诂经精舍和学海堂有着非常完善和严密的考课制度,而考课在两书院的文学教育制度中也是最为完善和严密的。

两书院每次考课文学题目占了相当大的比例。①两书院肄业生在平时学习中,所研习内容往往因人而异,肄业生可以根据自己的喜好选择学习内容,如在研经时,并不是遍习群经,一般是先择一经精修。而两书院实行的考课制的教学制度,所出题目,应考者却要一视同仁。每次所考的经训之作,有很强的专业性,文学课题倒成了类似于现代学校教育中“公共课”的内容了,成了大家互相之间可以交流沟通共鸣的学习课程。由于经训考据类题目难度大,学生中很多人更喜欢选择轻松容易的文学体裁的题目来做,诂经精舍“自官师同课制实行后,大抵朔偏词章,望重经古,故闻当年应试,朔课人数总较望课为多,盖难易攸判也”。[5](P38)经训考据类文章难度大,趣味性低,肄业生们趋易避难,偏向于文学题目,也是人之常情。

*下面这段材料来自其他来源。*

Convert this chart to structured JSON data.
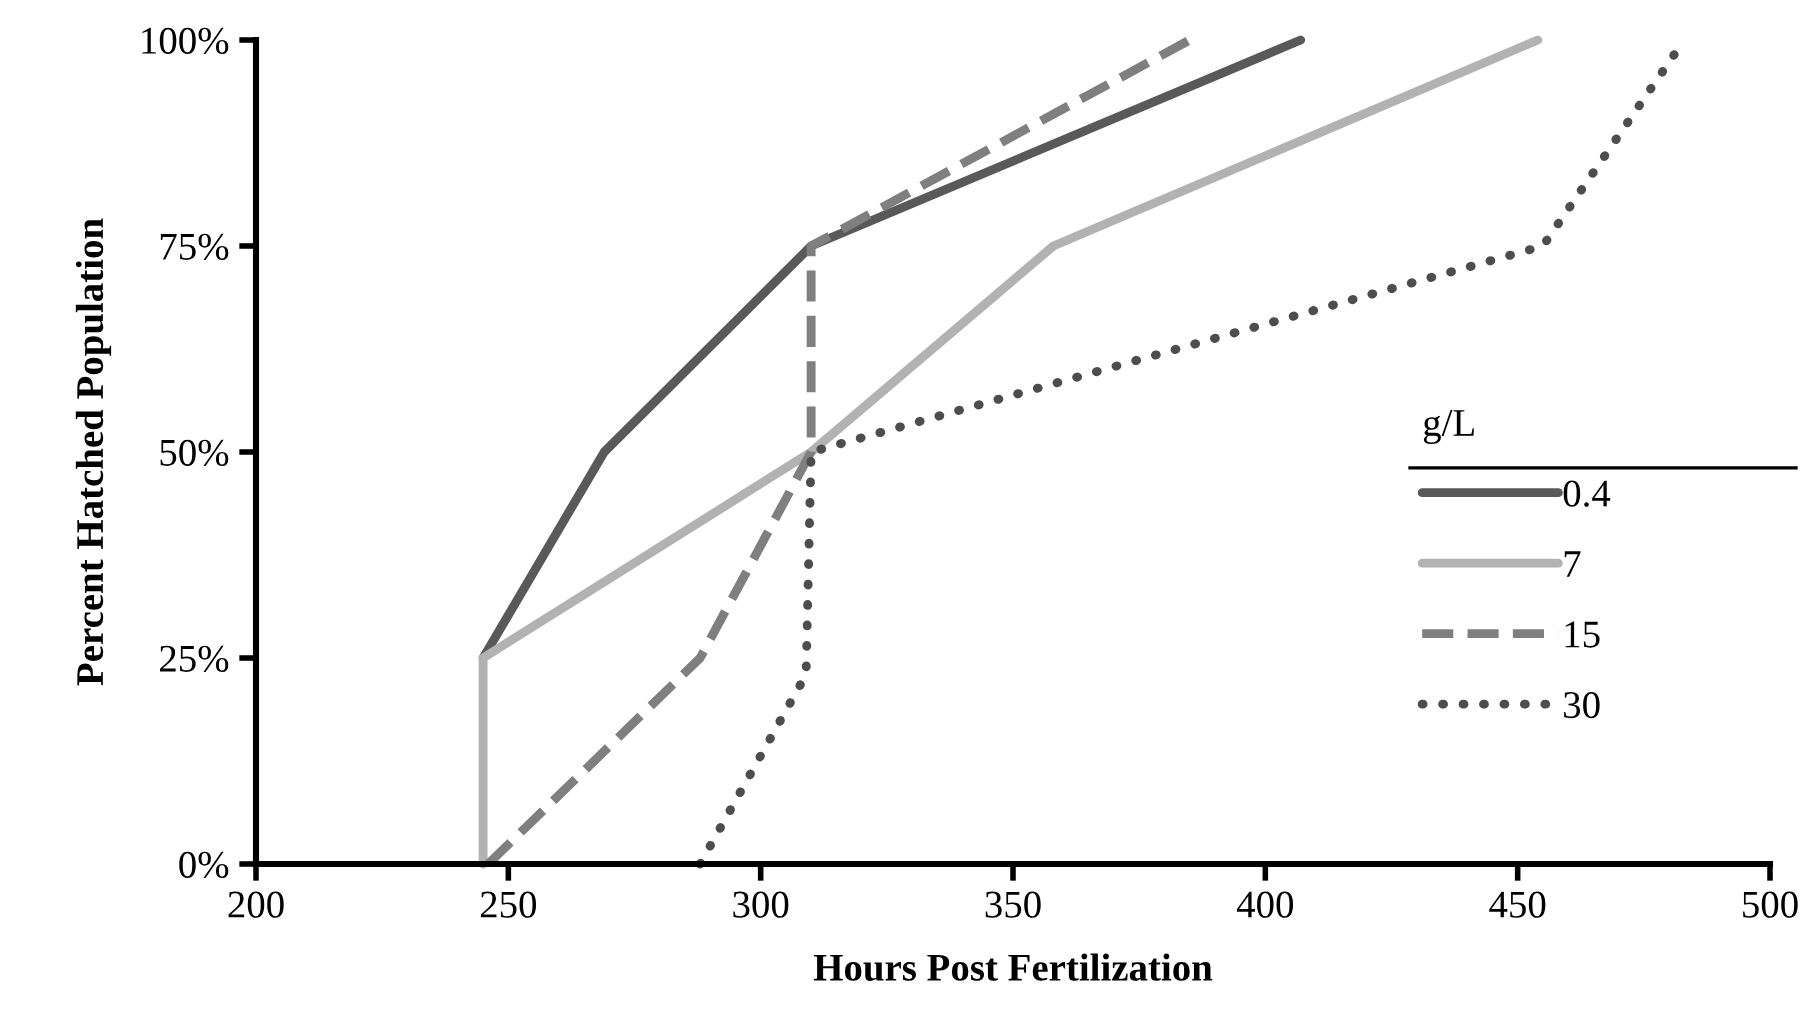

两书院的考课制度和以往的书院以及同时代的其他书院有着根本的不同。一般书院的考课方式是闭卷考试,而两书院实行的是开卷考试。诂经精舍在办学之始就明确提出“各听搜讨书传条对,以观其识。不用扃试糊名等法”。[6](第6册,P22a)学海堂的考试制度又有进一步的改革,由学长拟题阅卷,每次考课由两学长负责,试题发放是开放式的,“发出题目,即行刊刷,粘帖学海堂及各学长寓所,随便分给,俾远近周知”。[3](P9)每次将试题张榜于学海堂门外,并在广州城内广为张贴,向社会上学子征文。每次季课从放榜到截卷,为期一个月。这又有别于诂经精舍等书院封门发题、当日交卷的考试制度。两书院主要从事经史考据学、文学的学习研究,经史考据学研究注重资料和证据,用分析、归纳等科学的研究方法来获得结果,完全不同于科举考试中有套路可依的八股文、试帖诗的写作,也不同于宋明理学的随意阐释。两书院的考课方式适应了考据学研究的需要,也符合文学课程教学和创作的普遍规律。

两书院的考课制度非常完备,有日课、月课、季课、朔课、望课、官课、师课等多种。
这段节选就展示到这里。